We all have our low moments. Those moments where you can't even pretend to be that even keeled mother who reacts exactly like a parenting book says you should. The moment when you just lose it.
I had one a few weeks ago. It was a big one. The girls still talk about it, in hushed voices and warnings against any future behavior.
I exploded. I yelled. I shamed. I exaggerated the long term impact. I gave them the silent treatment while they cried. No, I didn't get physical, but I doled out plenty of emotional attacks, the kind that you are NEVER supposed to do.
And then, when I calmed down, I felt horribly guilty. I still feel pretty guilty. I feel a little justified in getting upset (you'll see why in a minute), but I still can't forgive my own explosion.
It's a few weeks ago. That morning Reagan was at school, and Madison and I did our schoolwork at Starbucks. It still felt like summer and Starbucks had their mini Frappucinos on some sort of special. Either you got bonus stars, or they were on sale, or something, and I decided to treat Madison to one after she finished her work. We went through the non-coffee options and she decided on some sort of chocolate concoction. Since we got it on the way out, she put it in her cupholder.
Lunch, Reagan pick up, and off to Kohl's to get some fall clothes on sale. En route, I asked Madison if she'd finished the drink, and she said she had. Whenever we arrive at any store, I ask the girls to gather up any trash from the backseat and throw it away. On this particular trip, Madison had a small bag with trash, and I assumed the finished drink was in there. I didn't look.
We got back into the car after a successful shopping trip where I bought clothes for the girls and nothing for me. The girls climbed into their seats as I loaded the bags into the trunk. Then I heard a fateful "uh oh".
What did "uh oh" mean?
Well, Reagan was thirsty. Maybe. She was whiny, and that sometimes comes out as thirsty or snacky. So Madison, being a kind sister, took the melted, separated, nearly full Frappucino, which was very much unfinished and still in the car and tried to pass it over.
And Reagan dropped it.
The lidded, dark chocolatey drink hit the middle seat between them, the top popped off, and a chocolate volcano exploded in my backseat. It didn't just spill. It didn't just get on the seat.
The girls were covered. The car seats were covered. Everything in the backseat was covered. The doors, the floor, the ceiling. Covered.
Covered in a milk based, chocolate drink. In summer.
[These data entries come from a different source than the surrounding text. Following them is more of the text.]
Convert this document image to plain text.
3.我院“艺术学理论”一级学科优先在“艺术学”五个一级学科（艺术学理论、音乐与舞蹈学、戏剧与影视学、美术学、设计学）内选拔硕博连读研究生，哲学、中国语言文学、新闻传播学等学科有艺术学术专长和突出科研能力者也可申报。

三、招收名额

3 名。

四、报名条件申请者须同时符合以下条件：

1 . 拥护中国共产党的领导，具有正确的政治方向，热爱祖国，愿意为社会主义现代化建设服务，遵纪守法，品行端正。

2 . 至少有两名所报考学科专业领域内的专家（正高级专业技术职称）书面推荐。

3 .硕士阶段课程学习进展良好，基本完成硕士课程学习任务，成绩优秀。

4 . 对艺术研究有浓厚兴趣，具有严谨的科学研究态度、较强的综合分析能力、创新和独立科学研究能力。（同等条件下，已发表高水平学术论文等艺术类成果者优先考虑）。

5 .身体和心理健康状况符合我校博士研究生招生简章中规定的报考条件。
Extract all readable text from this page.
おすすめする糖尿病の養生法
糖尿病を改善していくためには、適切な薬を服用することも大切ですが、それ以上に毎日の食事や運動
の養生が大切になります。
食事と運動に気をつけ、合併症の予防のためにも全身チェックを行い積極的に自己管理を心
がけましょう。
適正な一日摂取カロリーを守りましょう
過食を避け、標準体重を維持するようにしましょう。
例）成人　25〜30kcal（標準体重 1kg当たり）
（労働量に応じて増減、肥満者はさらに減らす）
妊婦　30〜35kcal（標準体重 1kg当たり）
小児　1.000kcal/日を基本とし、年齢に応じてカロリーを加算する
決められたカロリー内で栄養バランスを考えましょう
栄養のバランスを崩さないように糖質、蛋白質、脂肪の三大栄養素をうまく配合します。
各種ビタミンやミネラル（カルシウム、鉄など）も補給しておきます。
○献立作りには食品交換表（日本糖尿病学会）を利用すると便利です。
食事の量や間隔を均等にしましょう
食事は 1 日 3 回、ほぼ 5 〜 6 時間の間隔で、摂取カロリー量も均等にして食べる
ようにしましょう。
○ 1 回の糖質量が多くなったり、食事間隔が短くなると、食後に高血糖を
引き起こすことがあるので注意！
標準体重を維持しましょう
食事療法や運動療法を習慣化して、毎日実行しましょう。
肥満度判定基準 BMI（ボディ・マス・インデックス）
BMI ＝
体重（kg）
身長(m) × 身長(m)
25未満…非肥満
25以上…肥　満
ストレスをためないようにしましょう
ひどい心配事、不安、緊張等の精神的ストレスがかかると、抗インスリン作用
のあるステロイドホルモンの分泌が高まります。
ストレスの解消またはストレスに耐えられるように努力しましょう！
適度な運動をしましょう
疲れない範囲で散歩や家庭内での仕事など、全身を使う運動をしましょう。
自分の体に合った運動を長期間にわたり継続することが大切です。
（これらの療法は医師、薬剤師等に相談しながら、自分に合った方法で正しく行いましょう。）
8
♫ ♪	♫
I lost it so badly. I am generally not a yeller, but I yelled. A lot. I yelled at them for being careless. For taking my beautifully clean, literally, vacuumed that morning car and turning it back into disgusting mess. They had no pride in other people's work, or in my things. I yelled at Reagan for spilling. I yelled at Madison for having me spend money on a drink that she had no intention of drinking, and for lying to me about it.
I yelled about the time it would take to clean up. I yelled about how I'd just spend MORE money on them. I threatened not to bring Madison to dance, now that I'd need to spend MORE time cleaning up. I was sarcastic. I was mean. It was not pretty.
I mopped up the worst of it and we drove home with a combination of electric silence (me) and quiet tears (them). I had them put their stained clothes to soak as I tried to get more thorough. I fumed and seethed as I wondered how one even goes about cleaning a car ceiling.
And then the guilt set in. And regret was quick to follow. It was an accident. A messy one, but an accident.
So now what? How do I fix my tantrum? How do I take back those mean, sarcastic, biting comments? That atmosphere of anger and fear we'd driven home in?
What did I really want the girls to take from this?
We sat down. I calmly told them I'd lost my temper. I told them why I'd lost my temper - that I was frustrated by messes. And then I apologized for how I reacted. I told them that when people get upset, we don't always think smartly about how to use our words. We make bad choices. And we can't take those words back, but we can own up to those words. We can apologize, acknowledge that we didn't react smartly, and go about setting things right.
They helped me clean up the car. And we made a new rule about what drinks are and aren't allowed.
Unrealistic to think that Mommy meltdowns won't happen, but like that car ceiling, they can be cleaned up later.